Department of Pharmacology, Medical University of Bialystok, Mickiewicza 2c, Bialystok 15-222, Poland.
Respir Physiol Neurobiol. 2023 Oct;316:104140. doi: 10.1016/j.resp.2023.104140. Epub 2023 Aug 14.
Fine airborne particulate matter enter the respiratory system, induce oxidative stress and initiate DNA damage. The aim of our study was the estimation of cell viability, oxidative stress, DNA damage, cell cycle alterations and activation of histone H2A.X. Experiments were done on lung alveolar epithelial (A549) cells grown for 24 h with 200 µg mL coarse carbon black (CB), or nanoparticulate CB (NPCB). Neither CB nor glutathione depletion altered cell viability, growth rates, and H2A.X expression while NPCB decreased cell viability, increased oxidative stress and DNA damage. The cell cycle was blocked at G0/G1. NPCB but not CB increased expression and activation of H2A.X at mRNA and protein levels. Co-expression data point to γH2A.X as a major NPCB target, and show the interdependence of γH2A.X and oxidative stress. We conclude, that NPCB increases γ-H2A.X expression in A549 cells at mRNA and protein levels and stimulates H2A.X (Ser139), phosphorylation, associated with oxidative stress, the DNA damage response and G1 cell cycle arrest.
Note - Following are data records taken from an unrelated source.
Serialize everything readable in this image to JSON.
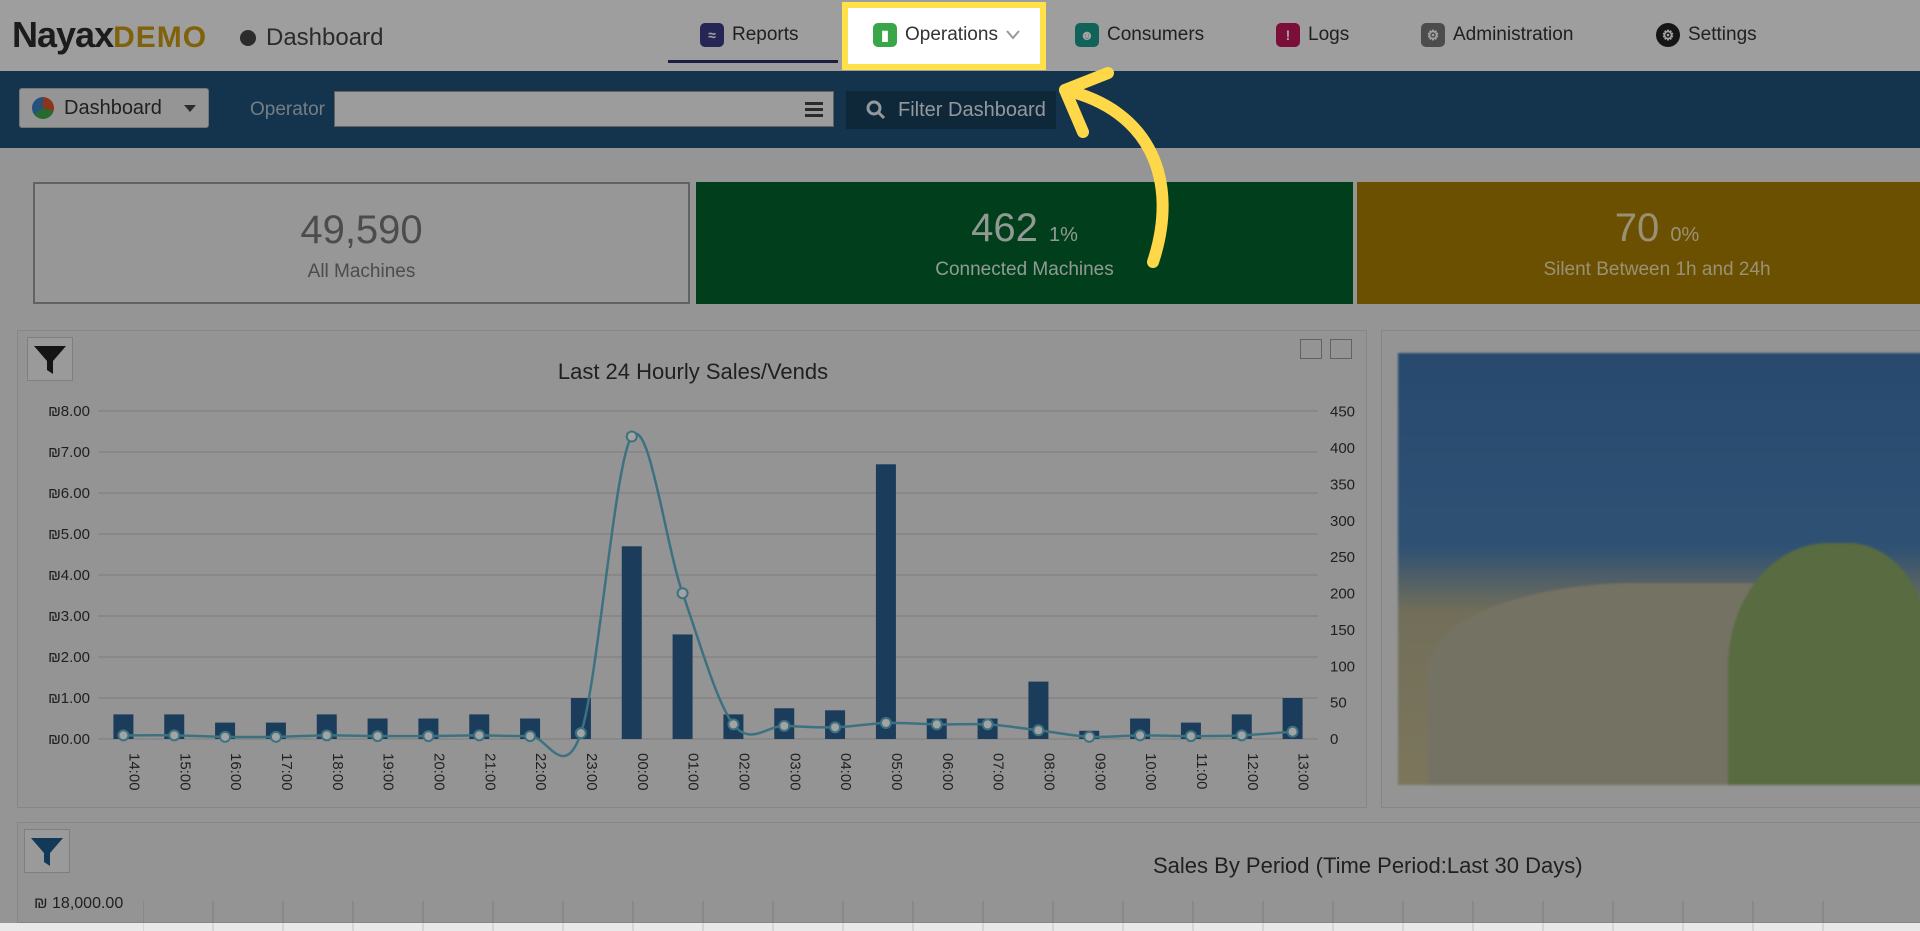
{
  "brand": {
    "name": "Nayax",
    "suffix": "DEMO"
  },
  "breadcrumb": {
    "label": "Dashboard"
  },
  "nav": {
    "reports": {
      "label": "Reports",
      "icon": "reports-icon",
      "color": "#3a3c86"
    },
    "operations": {
      "label": "Operations",
      "icon": "operations-icon",
      "color": "#3aa64a"
    },
    "consumers": {
      "label": "Consumers",
      "icon": "consumers-icon",
      "color": "#1b9c8c"
    },
    "logs": {
      "label": "Logs",
      "icon": "logs-icon",
      "color": "#c2185b"
    },
    "administration": {
      "label": "Administration",
      "icon": "administration-icon",
      "color": "#777777"
    },
    "settings": {
      "label": "Settings",
      "icon": "settings-icon",
      "color": "#222222"
    }
  },
  "filterbar": {
    "dashboard_label": "Dashboard",
    "operator_label": "Operator",
    "operator_value": "",
    "filter_button": "Filter Dashboard"
  },
  "stats": [
    {
      "value": "49,590",
      "pct": "",
      "label": "All Machines"
    },
    {
      "value": "462",
      "pct": "1%",
      "label": "Connected Machines"
    },
    {
      "value": "70",
      "pct": "0%",
      "label": "Silent Between 1h and 24h"
    }
  ],
  "highlight": {
    "color": "#ffe14a",
    "target": "Operations"
  },
  "chart_data": {
    "type": "bar",
    "title": "Last 24 Hourly Sales/Vends",
    "categories": [
      "14:00",
      "15:00",
      "16:00",
      "17:00",
      "18:00",
      "19:00",
      "20:00",
      "21:00",
      "22:00",
      "23:00",
      "00:00",
      "01:00",
      "02:00",
      "03:00",
      "04:00",
      "05:00",
      "06:00",
      "07:00",
      "08:00",
      "09:00",
      "10:00",
      "11:00",
      "12:00",
      "13:00"
    ],
    "series": [
      {
        "type": "bar",
        "axis": "left",
        "values": [
          0.6,
          0.6,
          0.4,
          0.4,
          0.6,
          0.5,
          0.5,
          0.6,
          0.5,
          1.0,
          4.7,
          2.55,
          0.6,
          0.75,
          0.7,
          6.7,
          0.5,
          0.5,
          1.4,
          0.2,
          0.5,
          0.4,
          0.6,
          1.0
        ]
      },
      {
        "type": "line",
        "axis": "right",
        "values": [
          5,
          5,
          3,
          3,
          5,
          4,
          4,
          5,
          4,
          8,
          415,
          200,
          20,
          18,
          16,
          22,
          20,
          20,
          12,
          3,
          5,
          4,
          5,
          10
        ]
      }
    ],
    "yticks_left": [
      "₪0.00",
      "₪1.00",
      "₪2.00",
      "₪3.00",
      "₪4.00",
      "₪5.00",
      "₪6.00",
      "₪7.00",
      "₪8.00"
    ],
    "ylim_left": [
      0,
      8
    ],
    "yticks_right": [
      "0",
      "50",
      "100",
      "150",
      "200",
      "250",
      "300",
      "350",
      "400",
      "450"
    ],
    "ylim_right": [
      0,
      450
    ],
    "grid": true,
    "colors": {
      "bar": "#2b5f8f",
      "line": "#5fb3c9"
    }
  },
  "bottom_chart": {
    "title": "Sales By Period (Time Period:Last 30 Days)",
    "y_top_label": "₪ 18,000.00"
  }
}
细颗粒物进入呼吸系统,引起氧化应激并引发 DNA 损伤。我们的研究目的是评估细胞活力、氧化应激、DNA 损伤、细胞周期改变和组蛋白 H2A.X 的激活。将培养 24 小时的肺肺泡上皮(A549)细胞与 200µg mL 的粗碳黑(CB)或纳米颗粒碳黑(NPCB)一起进行实验。CB 或谷胱甘肽耗竭既不改变细胞活力、生长速率,也不改变 H2A.X 的表达,而 NPCB 则降低细胞活力,增加氧化应激和 DNA 损伤。细胞周期被阻滞在 G0/G1 期。NPCB 但不是 CB 增加了 mRNA 和蛋白质水平的 H2A.X 的表达和激活。共表达数据表明 γH2A.X 是 NPCB 的主要靶标,并显示了 γH2A.X 和氧化应激的相互依赖性。我们得出结论,NPCB 在 A549 细胞中增加 γ-H2A.X 的 mRNA 和蛋白质水平的表达,并刺激 H2A.X(Ser139)磷酸化,与氧化应激、DNA 损伤反应和 G1 细胞周期阻滞相关。